La noche anterior, mientras cenaban en el Maxim’s, Zeevi les había explicado que el coltán, u oro gris, como se lo apodaba, era un mineral que no se encontraba en la tabla periódica, un capricho de la Naturaleza por el cual, en ciertas regiones, dos elementos, la columbita y la tantalita —de allí el nombre col-tan —, se amalgamaban para constituir una nueva solución sólida completa con cualidades como la excelente conductividad de la corriente eléctrica, la capacidad para soportar elevadísimas temperaturas y, sobre todo, para almacenar carga eléctrica temporal y liberarla cuando se la requiriese; por esto último se lo codiciaba en la fabricación de baterías de celulares, de computadoras y toda clase de artilugio electrónico. El Pentágono acababa de clasificarlo como “materia prima estratégica”. Las grandes corporaciones de la electrónica pugnaban por mantener sus depósitos llenos con toneladas del excéntrico mineral, lo que propiciaba que el precio se disparase en el mercado.

—El ochenta por ciento de las reservas mundiales de coltán se encuentra en la República Democrática del Congo —les había asegurado Zeevi—, en la región conocida como de los Grandes Lagos, al este del país, en las provincias de Kivu Norte y Kivu Sur, hoy en poder de los rebeldes. Mis ingenieros y empleados no han podido acceder a la zona porque los rebeldes no se lo permiten. Es más, uno de los obreros recibió un balazo. A Dios gracias, no murió.
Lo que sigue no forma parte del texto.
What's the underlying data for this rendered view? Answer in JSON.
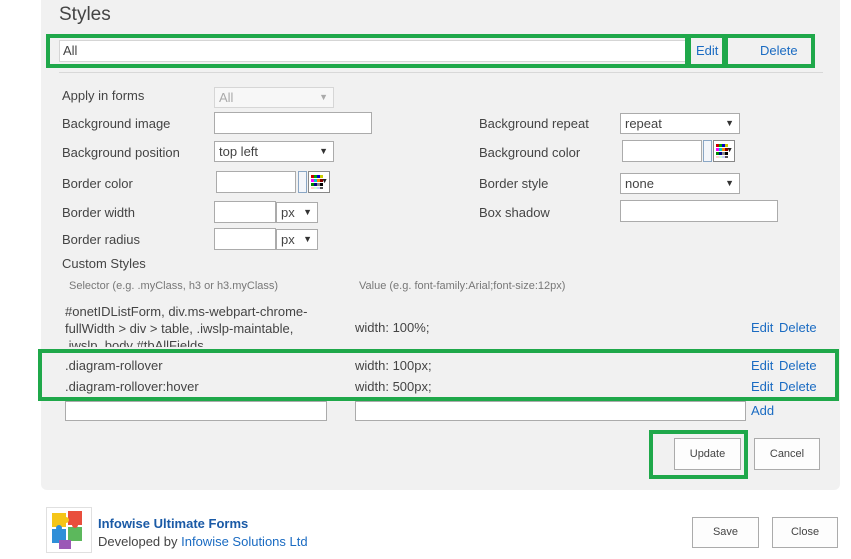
{
  "section": {
    "title": "Styles",
    "style_set": {
      "value": "All",
      "edit_label": "Edit",
      "delete_label": "Delete"
    }
  },
  "form": {
    "apply_in_forms": {
      "label": "Apply in forms",
      "value": "All"
    },
    "background_image": {
      "label": "Background image",
      "value": ""
    },
    "background_repeat": {
      "label": "Background repeat",
      "value": "repeat"
    },
    "background_position": {
      "label": "Background position",
      "value": "top left"
    },
    "background_color": {
      "label": "Background color",
      "value": ""
    },
    "border_color": {
      "label": "Border color",
      "value": ""
    },
    "border_style": {
      "label": "Border style",
      "value": "none"
    },
    "border_width": {
      "label": "Border width",
      "value": "",
      "unit": "px"
    },
    "box_shadow": {
      "label": "Box shadow",
      "value": ""
    },
    "border_radius": {
      "label": "Border radius",
      "value": "",
      "unit": "px"
    },
    "arrow_glyph": "▼"
  },
  "custom_styles": {
    "title": "Custom Styles",
    "selector_hint": "Selector (e.g. .myClass, h3 or h3.myClass)",
    "value_hint": "Value (e.g. font-family:Arial;font-size:12px)",
    "edit_label": "Edit",
    "delete_label": "Delete",
    "add_label": "Add",
    "rows": [
      {
        "selector_lines": [
          "#onetIDListForm, div.ms-webpart-chrome-",
          "fullWidth > div > table, .iwslp-maintable,",
          ".iwslp_body #tbAllFields"
        ],
        "value": "width: 100%;"
      },
      {
        "selector_lines": [
          ".diagram-rollover"
        ],
        "value": "width: 100px;"
      },
      {
        "selector_lines": [
          ".diagram-rollover:hover"
        ],
        "value": "width: 500px;"
      }
    ]
  },
  "actions": {
    "update_label": "Update",
    "cancel_label": "Cancel"
  },
  "footer": {
    "product_name": "Infowise Ultimate Forms",
    "developed_by": "Developed by",
    "company_link": "Infowise Solutions Ltd",
    "save_label": "Save",
    "close_label": "Close"
  },
  "colors": {
    "highlight": "#1fa84a",
    "link": "#1a6bc2",
    "panel": "#f1f1f1"
  }
}
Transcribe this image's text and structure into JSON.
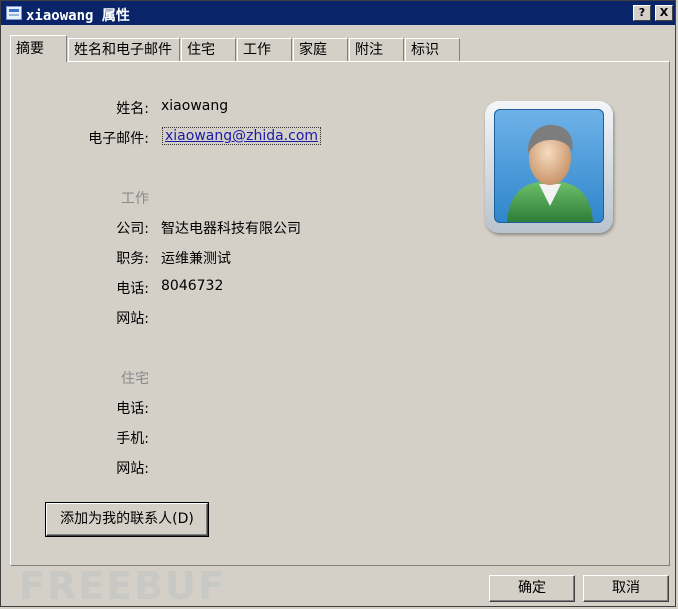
{
  "window": {
    "title": "xiaowang 属性",
    "help_label": "?",
    "close_label": "X"
  },
  "tabs": [
    {
      "label": "摘要",
      "active": true
    },
    {
      "label": "姓名和电子邮件"
    },
    {
      "label": "住宅"
    },
    {
      "label": "工作"
    },
    {
      "label": "家庭"
    },
    {
      "label": "附注"
    },
    {
      "label": "标识"
    }
  ],
  "summary": {
    "name_label": "姓名:",
    "name_value": "xiaowang",
    "email_label": "电子邮件:",
    "email_value": "xiaowang@zhida.com",
    "work_section": "工作",
    "company_label": "公司:",
    "company_value": "智达电器科技有限公司",
    "title_label": "职务:",
    "title_value": "运维兼测试",
    "phone_label": "电话:",
    "phone_value": "8046732",
    "website_label": "网站:",
    "home_section": "住宅",
    "home_phone_label": "电话:",
    "mobile_label": "手机:",
    "home_website_label": "网站:"
  },
  "buttons": {
    "add_contact": "添加为我的联系人(D)",
    "ok": "确定",
    "cancel": "取消"
  },
  "watermark": "FREEBUF",
  "icons": {
    "window_icon": "contact-card-icon",
    "avatar": "person-avatar-icon"
  },
  "colors": {
    "titlebar": "#0a246a",
    "dialog_bg": "#d4d0c8",
    "link": "#1a1aa8",
    "section_text": "#8a8a8a"
  }
}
—Y el gobierno no puede proporcionarle la custodia del ejército —completó Michael Thorton.

—Kabila nada puede hacer, según me ha dicho. Fue su hijo, el general Joseph Kabila, quien mencionó a la Mercure como la posible solución a mi problema. El general asegura —se dirigió a Al-Saud— que usted y él son grandes amigos.

—Sí, lo somos.

Al-Saud consultó su reloj nuevamente —la una menos cuarto— y se preguntó cuándo llegaría Matilde. Sonrió. Ella debía de ser de las pocas personas que conocían la realidad del coltán y del mal que su extracción acarreaba a los congoleños. Nuestra Mat no usa celular. Primero decía que las radiaciones del aparato eran perjudiciales para la salud. Ahora, desde que se enteró de que la batería funciona a coltán, un mineral que se roban del Congo, no lo usa por una cuestión ética .

—¿De qué ríes? —se interesó Peter—. No le veo la gracia a lidiar con una manada de negros fanáticos y locos.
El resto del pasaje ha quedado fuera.